3. het ontwikkelen van activator - en/of uiten van onderdrukker muizen

  1. Het identificeren van een krachtig waarin promotor voor de tissue(s) of de cel (de) type(n) van belang.
    Opmerking: Een literatuurstudie en het weefsel-specifieke promotor Database46 nuttig kunnen zijn voor het identificeren van dergelijke een promotor.
  2. Plaats de meegeleverde verbeterde lac -onderdrukker of tet activator reeks stroomafwaarts van de gewenste promotor voor het genereren van een transgene constructie.
  3. De transgene muis (s) met behulp van standaardprocedures transgene42,43,47te produceren. Anderzijds kan een sitespecifieke Transgenese aanpak worden gehanteerd positie effecten te vermijden en single-kopie transgenic invoeging31,48.
  4. Uitdragen van de oprichters, en bepalen de expressiepatroon en het niveau van de transgenic in de nakomelingen van elke oprichter.
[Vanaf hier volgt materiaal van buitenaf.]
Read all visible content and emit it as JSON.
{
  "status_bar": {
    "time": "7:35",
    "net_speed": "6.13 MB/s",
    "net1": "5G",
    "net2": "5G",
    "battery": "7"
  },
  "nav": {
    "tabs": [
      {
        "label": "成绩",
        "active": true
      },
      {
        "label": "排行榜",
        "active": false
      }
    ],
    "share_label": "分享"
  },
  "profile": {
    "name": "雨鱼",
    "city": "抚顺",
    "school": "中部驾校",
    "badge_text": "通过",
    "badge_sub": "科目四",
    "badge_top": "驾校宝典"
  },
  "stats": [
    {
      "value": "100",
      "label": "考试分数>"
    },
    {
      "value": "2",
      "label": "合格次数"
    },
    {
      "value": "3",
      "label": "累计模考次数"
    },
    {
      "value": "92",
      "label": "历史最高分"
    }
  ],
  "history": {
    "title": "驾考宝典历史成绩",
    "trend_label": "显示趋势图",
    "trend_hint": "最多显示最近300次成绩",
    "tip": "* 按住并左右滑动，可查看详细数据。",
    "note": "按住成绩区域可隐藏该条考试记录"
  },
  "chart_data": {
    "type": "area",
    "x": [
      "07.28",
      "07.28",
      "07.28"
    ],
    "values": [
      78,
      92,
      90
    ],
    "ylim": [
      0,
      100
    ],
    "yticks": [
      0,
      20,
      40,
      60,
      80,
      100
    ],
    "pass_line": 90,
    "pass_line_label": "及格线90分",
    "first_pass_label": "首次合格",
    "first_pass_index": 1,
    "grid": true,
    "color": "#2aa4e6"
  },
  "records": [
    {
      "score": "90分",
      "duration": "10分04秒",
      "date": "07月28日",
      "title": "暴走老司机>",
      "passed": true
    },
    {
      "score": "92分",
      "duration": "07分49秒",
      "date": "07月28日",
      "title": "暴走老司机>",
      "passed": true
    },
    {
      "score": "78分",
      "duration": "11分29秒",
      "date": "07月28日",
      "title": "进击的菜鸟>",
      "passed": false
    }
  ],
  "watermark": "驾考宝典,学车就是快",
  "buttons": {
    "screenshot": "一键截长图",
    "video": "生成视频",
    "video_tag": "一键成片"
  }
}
Selecteer lijnen met krachtige expressie in de beoogde weefsel (de) type(n) voor verder fokken.
    1. De oprichters aan wildtype muizen fokken.
    2. PCR inleidingen die de invoeging van de activator en/of van de onderdrukker detecteert ontwerpen.
    3. Het uittreksel van DNA van staart clips van de nakomelingen volgens vaste protocollen34.
    4. Gebruik van PCR en gel elektroforese ter identificatie van muizen met de invoegpositie.
    5. Bevestig de transgenic invoeging door sequentiebepaling van de PCR-producten.
    6. Geef de transgene lijnen.
    7. Offer een paar pups van elke regel, en het verzamelen van de weefsels van belang voor qRT-PCR, immunohistochemistry, en/of westelijke bevlekken voor het analyseren van de uitdrukking van het gen/proteïne van belang in de target weefsel (de) type(n).
    8. Selecteer de regels met de sterkste uitdrukking in de weefsels van belang zijn voor gebruik in sectie 4.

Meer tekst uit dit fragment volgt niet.